Joel spricht aus Erfahrung, denn er hat selbst auch schon mit seiner Reggae-Band das ein oder andere SofaConcert gespielt. «Das spannende, aber auch herausfordernde daran ist ja, dass du jedes Mal in einem anderen Wohnzimmer vor anderen Leuten auftrittst. Dadurch lernst du enorm viele Menschen kennen und bei solchen SofaConcerts sind schon zahllose Freundschaften entstanden.»
Mittlerweile haben sich alle Besucher verpflegt und Silas hat seine Instrumente nachgestimmt, das Konzert kann also weitergehen.
Wieder sitzen alle gebannt da und lauschen der Musik. Nach etwa sechs-sieben Songs neigt sich das Konzert langsam dem Ende zu. Als krönenden Abschluss verlangt Silas nach einer Melodie aus dem Publikum, um darauf einen Song zu improvisieren. Der Aufforderung wird umgehend Folge geleistet und das ABC-Lied wird vorgeschlagen. Der Rest des Publikums reagiert mit Gelächter, doch der Musiker stimmt nach einigen Sekunden tatsächlich einen Song an, der sehr stark an das alt bekannte Alphabet-Lied erinnert. Das ABC klang noch nie besser!

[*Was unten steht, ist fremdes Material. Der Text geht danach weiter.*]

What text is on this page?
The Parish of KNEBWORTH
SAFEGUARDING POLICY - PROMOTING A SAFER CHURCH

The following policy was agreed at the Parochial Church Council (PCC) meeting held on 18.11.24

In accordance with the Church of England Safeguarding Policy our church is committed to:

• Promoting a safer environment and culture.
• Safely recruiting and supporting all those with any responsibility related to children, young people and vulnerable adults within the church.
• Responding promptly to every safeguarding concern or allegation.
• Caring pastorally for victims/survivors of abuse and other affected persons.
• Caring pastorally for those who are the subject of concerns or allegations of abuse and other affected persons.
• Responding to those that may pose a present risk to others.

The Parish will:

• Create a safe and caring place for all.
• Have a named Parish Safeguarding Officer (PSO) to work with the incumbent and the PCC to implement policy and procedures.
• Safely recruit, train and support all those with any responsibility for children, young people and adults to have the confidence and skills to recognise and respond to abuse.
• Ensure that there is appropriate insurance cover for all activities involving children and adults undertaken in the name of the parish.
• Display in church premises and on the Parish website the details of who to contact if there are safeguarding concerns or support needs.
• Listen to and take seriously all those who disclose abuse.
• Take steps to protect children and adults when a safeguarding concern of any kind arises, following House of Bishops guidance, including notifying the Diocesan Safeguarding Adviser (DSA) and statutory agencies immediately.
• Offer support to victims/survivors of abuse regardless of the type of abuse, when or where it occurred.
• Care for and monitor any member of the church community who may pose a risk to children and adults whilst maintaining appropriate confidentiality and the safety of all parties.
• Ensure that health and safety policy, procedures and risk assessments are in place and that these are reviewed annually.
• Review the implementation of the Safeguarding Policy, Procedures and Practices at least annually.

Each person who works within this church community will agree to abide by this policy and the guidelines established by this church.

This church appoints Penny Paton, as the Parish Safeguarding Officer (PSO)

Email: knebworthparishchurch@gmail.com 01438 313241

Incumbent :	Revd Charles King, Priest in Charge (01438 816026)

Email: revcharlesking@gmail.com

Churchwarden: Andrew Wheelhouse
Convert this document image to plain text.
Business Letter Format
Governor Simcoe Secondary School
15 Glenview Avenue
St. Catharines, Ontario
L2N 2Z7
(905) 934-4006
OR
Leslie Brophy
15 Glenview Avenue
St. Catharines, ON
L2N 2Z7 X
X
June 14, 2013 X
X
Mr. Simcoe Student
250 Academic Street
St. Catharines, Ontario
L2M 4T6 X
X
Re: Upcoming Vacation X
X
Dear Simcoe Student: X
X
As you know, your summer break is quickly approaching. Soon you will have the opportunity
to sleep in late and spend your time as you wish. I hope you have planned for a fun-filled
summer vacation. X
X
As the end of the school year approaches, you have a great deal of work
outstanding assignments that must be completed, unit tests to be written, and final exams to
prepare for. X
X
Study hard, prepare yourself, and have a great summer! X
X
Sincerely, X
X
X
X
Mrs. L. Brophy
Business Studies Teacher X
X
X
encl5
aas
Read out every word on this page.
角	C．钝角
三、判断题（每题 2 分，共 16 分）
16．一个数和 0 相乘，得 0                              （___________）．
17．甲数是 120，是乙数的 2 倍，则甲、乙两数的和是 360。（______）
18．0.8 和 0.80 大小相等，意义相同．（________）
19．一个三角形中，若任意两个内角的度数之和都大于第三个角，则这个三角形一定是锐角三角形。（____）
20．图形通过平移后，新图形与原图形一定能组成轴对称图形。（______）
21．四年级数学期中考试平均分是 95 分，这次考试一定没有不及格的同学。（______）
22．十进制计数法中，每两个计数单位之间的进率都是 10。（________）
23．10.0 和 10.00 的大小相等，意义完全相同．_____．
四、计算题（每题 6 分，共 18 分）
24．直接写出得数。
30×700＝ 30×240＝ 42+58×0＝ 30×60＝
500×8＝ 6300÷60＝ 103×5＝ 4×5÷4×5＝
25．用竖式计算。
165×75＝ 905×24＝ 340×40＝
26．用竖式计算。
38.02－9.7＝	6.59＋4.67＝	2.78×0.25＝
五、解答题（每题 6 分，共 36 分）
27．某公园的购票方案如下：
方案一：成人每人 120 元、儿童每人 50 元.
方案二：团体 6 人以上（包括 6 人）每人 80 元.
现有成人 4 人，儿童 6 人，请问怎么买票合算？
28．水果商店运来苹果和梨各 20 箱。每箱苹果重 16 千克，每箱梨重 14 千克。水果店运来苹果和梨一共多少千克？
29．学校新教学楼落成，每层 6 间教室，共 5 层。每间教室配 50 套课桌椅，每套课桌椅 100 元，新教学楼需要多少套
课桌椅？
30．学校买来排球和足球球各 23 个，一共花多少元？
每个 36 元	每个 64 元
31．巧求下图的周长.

Nach insgesamt etwa eineinhalb Stunden ist das Konzert dann vorbei und die Besucher sind begeistert. Bewunderung wird ausgesprochen, für Silas, der sich einfach alleine vor diese Gruppe, von für ihn hauptsächlich fremden Leuten, gesetzt hatte und Musik machte. Und fast jeder, den ich nach seiner Meinung zu SofaConcerts frage, sagt, dass er jetzt ganz bestimmt auch mal ein SofaConcert in seinem Wohnzimmer haben möchte. Und dieser Meinung kann ich mich nur anschliessen.